果然,春生的话,比得了风寒感冒喝碗热姜汤还管用。
傻柱仔细琢磨了片刻,竟然脊背发凉,激出了一身的冷汗。
他把自己带入到春生描述的情境里,脑子里像放电影一样,将自己短暂的一生划上了一个悲惨的感叹号。
不仅如此,傻柱甚至联想到了,他那跟寡妇私奔的父亲何大清……
“春生啊,你说的没错,我不能走何大清的老路,决不能被女人的外表骗了!女人心海底针呐!雨水和你还没成家呢,我这个当大哥的义务还没有尽到,不能稀里糊涂地被外人占尽便宜!”
傻柱拿起毛巾擦了擦额头上的冷汗,心有余悸地感叹道。
提到成家,春生突然笑了起来,
“咱们仨最先成家的应该是你,找对象这事你就甭担心了,弟弟我绝对给你挑个好样的,到时候我就等着抱大胖侄子了!”
春生的话重新点燃了傻柱的斗志,不过他也只是当成安慰的话来听。
在他眼里春生还是个小孩牙子,病了这么多年也不出门,谁都不认识,上哪给他找媳妇去?
但是春生的这份真情他领了,毕竟,在这世上真正在乎他的人并不多。
只是想要彻底摆脱秦淮茹,还是没那么简单的……
隔天,一位长相出众、气质独特的姑娘,推着自行车,喜气盈盈地跨进了四合院。
“哟,是晓娥来啦!来找大茂玩啊?”
娄晓娥刚一进门,迎面碰见了正在浇花的三大妈。
“是啊三大妈,您这花养的不错,叶子碧绿油亮,真是够精心的。
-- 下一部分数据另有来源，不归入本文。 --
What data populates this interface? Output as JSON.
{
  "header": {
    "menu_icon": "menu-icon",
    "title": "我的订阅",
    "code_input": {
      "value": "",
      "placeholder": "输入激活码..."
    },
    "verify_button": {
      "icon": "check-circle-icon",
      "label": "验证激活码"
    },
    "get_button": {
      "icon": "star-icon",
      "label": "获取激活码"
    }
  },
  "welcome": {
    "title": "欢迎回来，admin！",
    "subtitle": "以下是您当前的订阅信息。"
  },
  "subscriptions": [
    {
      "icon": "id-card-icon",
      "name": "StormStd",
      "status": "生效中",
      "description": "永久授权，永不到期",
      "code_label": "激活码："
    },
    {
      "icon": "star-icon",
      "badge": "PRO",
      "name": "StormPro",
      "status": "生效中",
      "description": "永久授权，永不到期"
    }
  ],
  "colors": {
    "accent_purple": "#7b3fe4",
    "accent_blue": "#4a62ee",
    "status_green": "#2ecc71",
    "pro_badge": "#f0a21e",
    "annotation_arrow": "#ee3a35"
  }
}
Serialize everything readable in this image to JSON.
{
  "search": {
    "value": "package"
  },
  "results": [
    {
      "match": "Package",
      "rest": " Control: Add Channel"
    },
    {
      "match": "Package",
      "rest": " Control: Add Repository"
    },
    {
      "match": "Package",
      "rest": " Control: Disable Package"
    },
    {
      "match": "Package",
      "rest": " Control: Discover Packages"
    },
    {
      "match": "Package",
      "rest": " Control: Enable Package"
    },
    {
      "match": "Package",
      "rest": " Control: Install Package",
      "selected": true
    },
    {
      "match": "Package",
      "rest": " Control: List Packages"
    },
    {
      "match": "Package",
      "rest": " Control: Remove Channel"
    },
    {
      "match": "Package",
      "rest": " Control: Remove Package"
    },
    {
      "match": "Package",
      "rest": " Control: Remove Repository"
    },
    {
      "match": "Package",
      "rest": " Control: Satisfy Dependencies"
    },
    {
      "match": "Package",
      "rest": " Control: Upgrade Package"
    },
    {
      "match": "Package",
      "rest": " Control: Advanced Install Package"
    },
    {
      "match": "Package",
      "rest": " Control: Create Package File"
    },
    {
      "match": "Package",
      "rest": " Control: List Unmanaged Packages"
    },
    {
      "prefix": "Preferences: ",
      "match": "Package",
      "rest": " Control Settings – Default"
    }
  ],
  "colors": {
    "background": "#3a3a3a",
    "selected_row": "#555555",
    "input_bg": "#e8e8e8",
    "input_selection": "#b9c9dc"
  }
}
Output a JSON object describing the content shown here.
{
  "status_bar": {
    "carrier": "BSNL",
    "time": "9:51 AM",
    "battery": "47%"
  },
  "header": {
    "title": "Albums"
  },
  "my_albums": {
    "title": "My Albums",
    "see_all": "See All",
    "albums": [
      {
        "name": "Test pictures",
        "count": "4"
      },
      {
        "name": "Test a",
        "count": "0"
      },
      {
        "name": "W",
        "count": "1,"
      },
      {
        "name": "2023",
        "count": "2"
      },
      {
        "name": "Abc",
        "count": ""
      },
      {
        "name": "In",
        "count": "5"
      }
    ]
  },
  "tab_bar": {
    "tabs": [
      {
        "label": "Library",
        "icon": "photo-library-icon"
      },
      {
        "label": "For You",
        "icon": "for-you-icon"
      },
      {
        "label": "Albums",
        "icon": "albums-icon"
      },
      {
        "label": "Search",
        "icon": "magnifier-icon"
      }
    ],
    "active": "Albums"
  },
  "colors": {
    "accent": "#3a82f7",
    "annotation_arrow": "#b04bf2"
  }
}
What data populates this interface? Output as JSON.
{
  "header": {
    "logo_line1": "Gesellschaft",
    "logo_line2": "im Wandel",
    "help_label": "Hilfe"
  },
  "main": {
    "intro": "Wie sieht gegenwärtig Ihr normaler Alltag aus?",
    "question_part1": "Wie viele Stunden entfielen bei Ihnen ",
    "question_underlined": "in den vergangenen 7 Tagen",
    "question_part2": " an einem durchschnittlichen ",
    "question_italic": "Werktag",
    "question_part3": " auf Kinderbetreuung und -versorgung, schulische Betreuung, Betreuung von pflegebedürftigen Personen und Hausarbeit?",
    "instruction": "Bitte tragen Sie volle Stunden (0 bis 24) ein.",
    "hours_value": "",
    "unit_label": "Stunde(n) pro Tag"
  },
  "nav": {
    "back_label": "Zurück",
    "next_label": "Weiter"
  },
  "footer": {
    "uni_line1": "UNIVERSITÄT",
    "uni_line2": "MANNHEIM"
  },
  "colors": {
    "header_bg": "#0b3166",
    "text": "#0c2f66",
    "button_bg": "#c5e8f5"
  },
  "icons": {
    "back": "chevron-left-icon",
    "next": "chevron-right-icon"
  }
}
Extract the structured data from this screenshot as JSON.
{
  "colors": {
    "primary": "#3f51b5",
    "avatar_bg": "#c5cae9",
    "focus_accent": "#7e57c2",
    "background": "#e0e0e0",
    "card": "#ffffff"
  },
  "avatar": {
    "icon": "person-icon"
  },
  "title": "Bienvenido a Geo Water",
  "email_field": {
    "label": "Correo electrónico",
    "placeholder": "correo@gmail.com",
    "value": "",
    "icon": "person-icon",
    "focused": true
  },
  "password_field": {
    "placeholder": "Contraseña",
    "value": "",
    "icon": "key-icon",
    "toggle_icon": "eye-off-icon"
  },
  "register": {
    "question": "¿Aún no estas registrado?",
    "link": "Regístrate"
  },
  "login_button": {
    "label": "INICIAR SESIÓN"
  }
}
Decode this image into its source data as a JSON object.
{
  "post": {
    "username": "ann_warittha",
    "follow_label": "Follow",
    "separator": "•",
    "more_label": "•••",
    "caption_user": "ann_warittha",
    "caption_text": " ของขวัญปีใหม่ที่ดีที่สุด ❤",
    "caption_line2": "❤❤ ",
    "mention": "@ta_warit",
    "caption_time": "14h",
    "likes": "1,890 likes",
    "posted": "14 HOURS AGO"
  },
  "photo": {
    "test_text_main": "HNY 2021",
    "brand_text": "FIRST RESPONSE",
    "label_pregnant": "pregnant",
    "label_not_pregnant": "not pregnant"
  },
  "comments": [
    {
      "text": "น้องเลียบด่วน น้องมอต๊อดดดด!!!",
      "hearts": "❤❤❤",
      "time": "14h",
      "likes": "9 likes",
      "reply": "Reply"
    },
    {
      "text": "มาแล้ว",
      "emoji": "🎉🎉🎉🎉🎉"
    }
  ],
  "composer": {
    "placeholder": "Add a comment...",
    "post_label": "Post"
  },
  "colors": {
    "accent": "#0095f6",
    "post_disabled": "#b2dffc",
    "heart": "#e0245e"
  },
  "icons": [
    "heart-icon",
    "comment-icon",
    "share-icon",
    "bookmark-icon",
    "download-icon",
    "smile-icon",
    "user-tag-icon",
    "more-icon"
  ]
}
您忙着,我先去后院了啊!”
三大妈看着娄晓娥的背影,心里一阵阵泛酸,自言自语道:
“有钱人家的闺女就是会打扮,小碎花娃娃领衬衫,再套个淡蓝色的对襟毛衣,真是又得体又大方。唉,没想到许大茂那副德行,竟然能攀上娄家这门亲,也不知道这是积了几辈子的德换来的。”
这时,三大爷阎埠贵从屋里走了出来,脸上带着嘲讽的笑意说道:
“谁说不是呢,不知道的还以为是许家祖坟冒青烟了!实际上是大茂妈在娄家当保姆,为了攀上大资本家,指不定得费了多少心机和唇舌呢!许大茂也就是工作方面占优势,你没瞧见他下乡放电影回来,拎的鸡啊山货什么的,都是人家老乡巴结他送的。至于人品相貌,跟咱家老大比他差远了。”
三大妈表情落寞,看着眼前的花发呆,心想这么好的姻缘怎么落不到自家头上呢?
“别的不说,有一点我算是想明白了,如今是新人新事新国家,娄家以前再风光,娄晓娥也不是资本家大小姐了,她也得跟咱一样上班赚工资。咱工人阶级现在地位多高啊,配她不低气。所以不用羡慕许大茂,说不定咱家儿媳妇比娄晓娥还厉害呢!”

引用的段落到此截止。